Il nostro primo incontro extralavorativo si concluse nel suo appartamento, già vuoto dalla presenza femminile; e ciò che di lui non mi sarei aspettata, dopo come si era sempre presentato senza mai una piega addosso, fu la sua casa. Non soltanto mi trovai di fronte un po’ di disordine (forse maschile), ma soprattutto un ambiente cupo, arredato in maniera strana. La cosa mi spaventava un po’, ma cercavo di non darlo a vedere. I suoi modi sempre gentili e sereni mi davano l’impressione che stonassero con quell’arredo.
Siamo così finiti a fare l’amore nel suo letto matrimoniale, e intanto che lo facevamo osservavo circospetta tutta la stanza. Scorsi un quadro che mi destò un po’ d’inquietudine addosso. Non era nulla di particolare, raffigurava l’immagine di un vecchio dalla faccia strana, alle prese con un cucchiaio in mano. Quella pittura mi rammentò un’altra simile che avevo prima visto nell’ingresso ma che non le avevo dato peso. Il volto di una persona con serpenti al posto dei capelli.

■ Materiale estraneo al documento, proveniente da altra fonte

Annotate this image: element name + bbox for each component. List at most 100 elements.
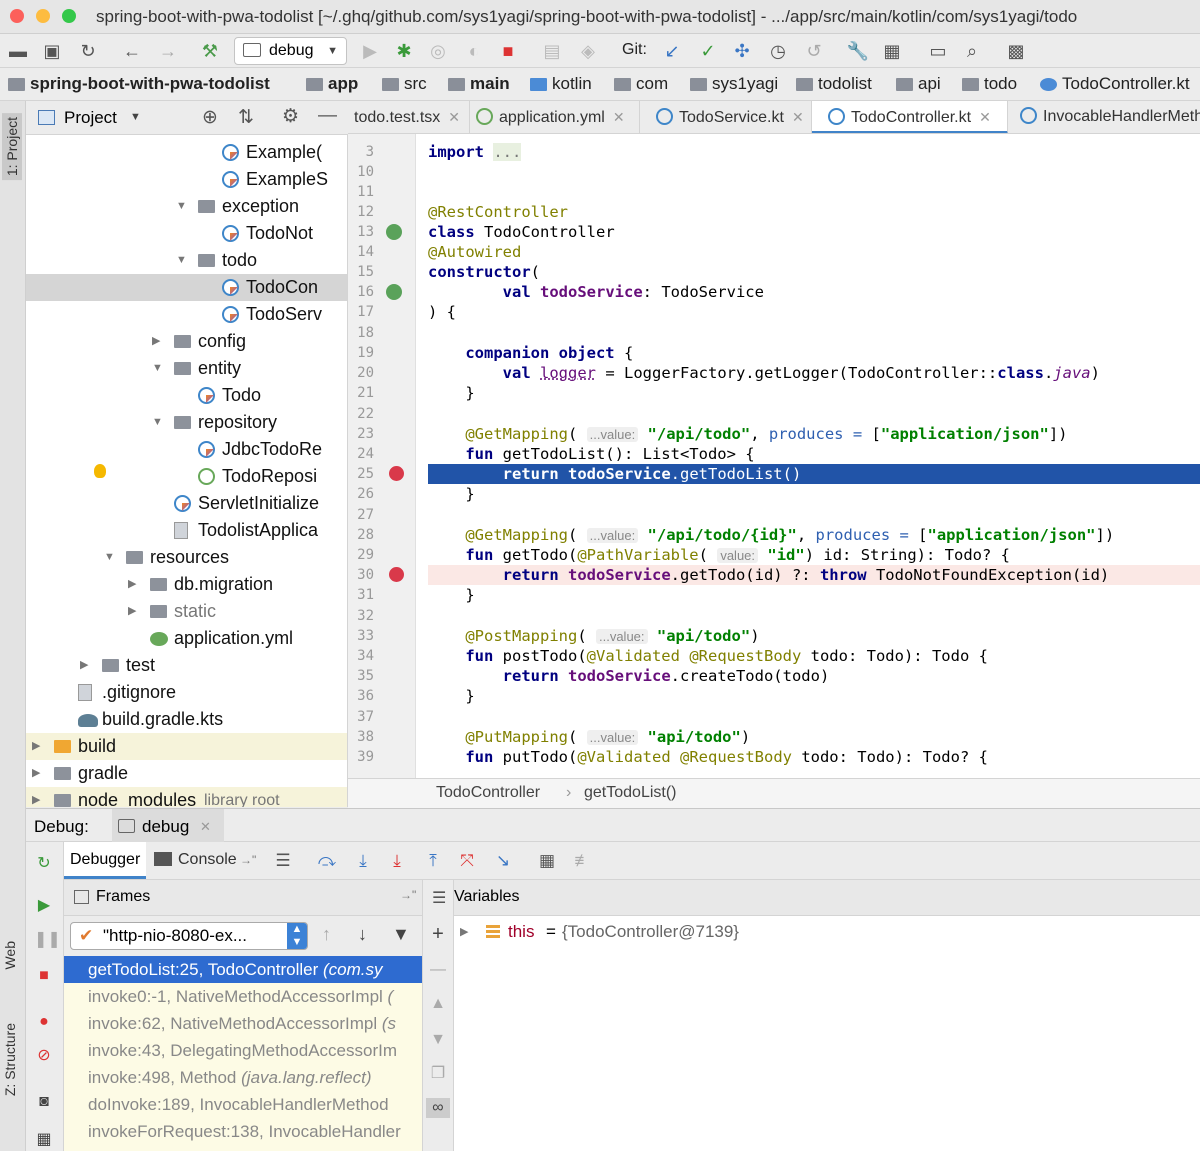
tab-console[interactable]: Console →" <box>148 842 262 879</box>
sync-icon[interactable]: ↻ <box>76 39 100 63</box>
tab-todo-service[interactable]: TodoService.kt ✕ <box>640 101 812 133</box>
close-window-button[interactable] <box>10 9 24 23</box>
structure-tool-tab[interactable]: Z: Structure <box>2 1023 18 1096</box>
tree-item[interactable]: ▶ node_modules library root <box>26 787 347 807</box>
fold-column[interactable] <box>416 134 428 778</box>
crumb-com[interactable]: com <box>614 74 668 94</box>
tree-item[interactable]: ExampleS <box>26 166 347 193</box>
gear-icon[interactable]: ⚙ <box>282 105 299 128</box>
chevron-right-icon[interactable]: ▶ <box>80 652 88 679</box>
glasses-icon[interactable]: ∞ <box>426 1098 450 1118</box>
tree-item[interactable]: Example( <box>26 139 347 166</box>
add-watch-icon[interactable]: + <box>428 924 448 944</box>
tree-item[interactable]: ▼ entity <box>26 355 347 382</box>
collapse-all-icon[interactable]: ⇅ <box>238 106 254 129</box>
build-hammer-icon[interactable]: ⚒ <box>198 39 222 63</box>
tree-item[interactable]: TodoCon <box>26 274 347 301</box>
camera-icon[interactable]: ◙ <box>34 1092 54 1112</box>
tree-item[interactable]: .gitignore <box>26 679 347 706</box>
drop-frame-icon[interactable]: ⤧ <box>456 850 478 872</box>
breakpoint-icon[interactable] <box>389 567 404 582</box>
rerun-icon[interactable]: ↻ <box>34 854 54 874</box>
crumb-todo[interactable]: todo <box>962 74 1017 94</box>
close-icon[interactable]: ✕ <box>200 819 211 835</box>
tree-item[interactable]: ▼ resources <box>26 544 347 571</box>
tree-item[interactable]: ▶ test <box>26 652 347 679</box>
move-down-icon[interactable]: ▼ <box>428 1030 448 1050</box>
tree-item[interactable]: ▶ config <box>26 328 347 355</box>
code-editor[interactable]: import ... @RestController class TodoCon… <box>428 134 1200 778</box>
chevron-right-icon[interactable]: ▶ <box>32 760 40 787</box>
copy-icon[interactable]: ❐ <box>428 1064 448 1084</box>
tab-todo-test[interactable]: todo.test.tsx ✕ <box>348 101 470 133</box>
tree-item[interactable]: ▶ gradle <box>26 760 347 787</box>
minimize-window-button[interactable] <box>36 9 50 23</box>
profile-icon[interactable]: ◐ <box>462 39 486 63</box>
thread-select[interactable]: ✔ "http-nio-8080-ex... ▲ ▼ <box>70 922 308 950</box>
close-icon[interactable]: ✕ <box>613 109 625 125</box>
chevron-down-icon[interactable]: ▼ <box>130 111 141 123</box>
stop-icon[interactable]: ■ <box>34 966 54 986</box>
crumb-sys1yagi[interactable]: sys1yagi <box>690 74 778 94</box>
stack-frame[interactable]: invoke:62, NativeMethodAccessorImpl (s <box>64 1010 422 1037</box>
crumb-kotlin[interactable]: kotlin <box>530 74 592 94</box>
editor-gutter[interactable]: 3 10 11 12 13 14 15 16 17 18 19 20 21 22 23 24 25 26 27 28 2… <box>348 134 416 778</box>
git-push-icon[interactable]: ✣ <box>730 39 754 63</box>
remove-watch-icon[interactable]: — <box>428 960 448 980</box>
crumb-app[interactable]: app <box>306 74 358 94</box>
run-to-cursor-icon[interactable]: ↘ <box>492 850 514 872</box>
project-view-label[interactable]: Project <box>64 108 117 128</box>
close-icon[interactable]: ✕ <box>979 109 991 125</box>
layout-icon[interactable]: ▦ <box>34 1130 54 1150</box>
back-icon[interactable]: ← <box>120 39 144 63</box>
crumb-todolist[interactable]: todolist <box>796 74 872 94</box>
tree-item[interactable]: TodolistApplica <box>26 517 347 544</box>
stack-frame[interactable]: invoke0:-1, NativeMethodAccessorImpl ( <box>64 983 422 1010</box>
project-tool-tab[interactable]: 1: Project <box>2 113 22 181</box>
run-icon[interactable]: ▶ <box>358 39 382 63</box>
tree-item[interactable]: Todo <box>26 382 347 409</box>
stack-frame[interactable]: invoke:43, DelegatingMethodAccessorIm <box>64 1037 422 1064</box>
bean-icon[interactable] <box>386 224 402 240</box>
zoom-window-button[interactable] <box>62 9 76 23</box>
tree-item[interactable]: ▼ todo <box>26 247 347 274</box>
settings-wrench-icon[interactable]: 🔧 <box>846 39 870 63</box>
stack-frame[interactable]: doInvoke:189, InvocableHandlerMethod <box>64 1091 422 1118</box>
terminal-icon[interactable]: ▭ <box>926 39 950 63</box>
tree-item[interactable]: ServletInitialize <box>26 490 347 517</box>
filter-icon[interactable]: ▼ <box>392 924 410 945</box>
chevron-right-icon[interactable]: ▶ <box>128 571 136 598</box>
stack-frame[interactable]: invoke:498, Method (java.lang.reflect) <box>64 1064 422 1091</box>
intention-bulb-icon[interactable] <box>94 464 106 478</box>
crumb-main[interactable]: main <box>448 74 510 94</box>
stack-frame[interactable]: getTodoList:25, TodoController (com.sy <box>64 956 422 983</box>
tab-todo-controller[interactable]: TodoController.kt ✕ <box>812 101 1008 133</box>
chevron-right-icon[interactable]: ▶ <box>128 598 136 625</box>
down-arrow-icon[interactable]: ↓ <box>358 924 367 945</box>
chevron-down-icon[interactable]: ▼ <box>176 247 187 274</box>
crumb-api[interactable]: api <box>896 74 941 94</box>
step-out-icon[interactable]: ⤒ <box>422 850 444 872</box>
tree-item[interactable]: TodoNot <box>26 220 347 247</box>
up-arrow-icon[interactable]: ↑ <box>322 924 331 945</box>
breadcrumb-class[interactable]: TodoController <box>436 779 540 807</box>
variable-row[interactable]: ▶ this = {TodoController@7139} <box>454 920 1200 944</box>
tree-item[interactable]: TodoReposi <box>26 463 347 490</box>
debug-bug-icon[interactable]: ✱ <box>392 39 416 63</box>
move-up-icon[interactable]: ▲ <box>428 994 448 1014</box>
pause-icon[interactable]: ❚❚ <box>34 930 61 950</box>
chevron-right-icon[interactable]: ▶ <box>152 328 160 355</box>
tree-item[interactable]: build.gradle.kts <box>26 706 347 733</box>
search-icon[interactable]: ⌕ <box>960 39 984 63</box>
open-folder-icon[interactable]: ▬ <box>6 39 30 63</box>
chevron-right-icon[interactable]: ▶ <box>32 733 40 760</box>
tree-item[interactable]: ▶ static <box>26 598 347 625</box>
stop-icon[interactable]: ■ <box>496 39 520 63</box>
bean-icon[interactable] <box>386 284 402 300</box>
tree-item[interactable]: ▼ exception <box>26 193 347 220</box>
view-breakpoints-icon[interactable]: ● <box>34 1012 54 1032</box>
mute-breakpoints-icon[interactable]: ⊘ <box>34 1046 54 1066</box>
save-icon[interactable]: ▣ <box>40 39 64 63</box>
chevron-down-icon[interactable]: ▼ <box>176 193 187 220</box>
evaluate-expression-icon[interactable]: ▦ <box>536 850 558 872</box>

I nostri incontri divennero sempre più frequenti, fino al punto di essere quotidiani, e col passare del tempo ogni cosa di quella casa mi divenne familiare. Ci arrangiavamo spesso ad uscire con una coppia di suoi amici: persone strane ma simpatiche. All’inizio simpatiche, perché poi, presa sempre più confidenza, quel lui si spingeva troppo nei miei confronti, ed anche se io gli davo a vedere che mi dava fastidio lui continuava.
Feci notare questa cosa al mio lui che però ebbi l’impressione che non gliene fregasse qualcosa. Un’altra cosa strana era quella che ero sempre io a parlargli d’iniziare a vivere come una coppia vera e non come due giovani fidanzatini, ma erano parole intuii, come buttate al vento, perché lui dimostrava disinteresse all’argomento.
Continuavo a non capirci nulla, arrivavo ad arrabbiarmici e fare sfuriate, ma lui non si scomponeva, restava sempre nei suoi modi gentili. Cercava addirittura di accarezzarmi quando ci trovavamo vicino, persino quando la situazione da parte mia diventava incandescente.
Una sera all’uscita del lavoro mi trovo davanti Riccardo, l’amico strano di Federico, il mio fidanzato. Mi chiede di concedergli qualche minuto che ha una cosa importante da dirmi a riguardo di Federico. Pur temendo questo strano elemento, glielo concedo.
Viene a canzonarmi che Federico è un uomo desideroso di affrontare una nuova vita di coppia. Una vita di coppia più aperta e più libera. Che ritiene che l’amore sia amore e il sesso sia sesso. Due cose distinte l’una dall’altra.
Ebbi una gran confusione in testa e capii che Riccardo non mi stava canzonando ma dicendo la verità quando mi accompagnò all’appartamento di Federico e al suo interno trovai il mio fidanzato che se la faceva con due donne, una delle quali la compagna di Riccardo, Melissa: entrambi consenzienti di quanto stava accadendo.
Lasciai tutto e corsi via piangendo. Su quel bastardo di uomo dai modi tanto gentili avevo puntato tutte le mie speranze, tutti i miei sogni di una normale vita di coppia, e se fosse piaciuto a Dio avere avuto almeno un figlio. Il mondo mi crollò addosso e io sentii il mio cuore come segarsi in due.
Sono trascorsi oramai circa cinque anni da quella brutta esperienza e dopo nemmeno un anno avevo fatto conoscenza di un altro uomo, questa volta più giovane di me, con il quale ci sono andata a convivere dopo poco. Ma la nostra convivenza è durata due anni e mezzo e ci siamo poi lasciati. Oggi vivo da sola in questa casa che mi ha visto nascere in quanto i miei genitori, uno dopo l’altro, nel giro di poco tempo se ne sono andati tutti e due.
Spero che presto possa trovare finalmente il mio principe azzurro con cui condividere questa casa; e mi viene da ridere e soprattutto da piangere al pensiero di quanti uomini in via di divorzio mi passano davanti agli occhi.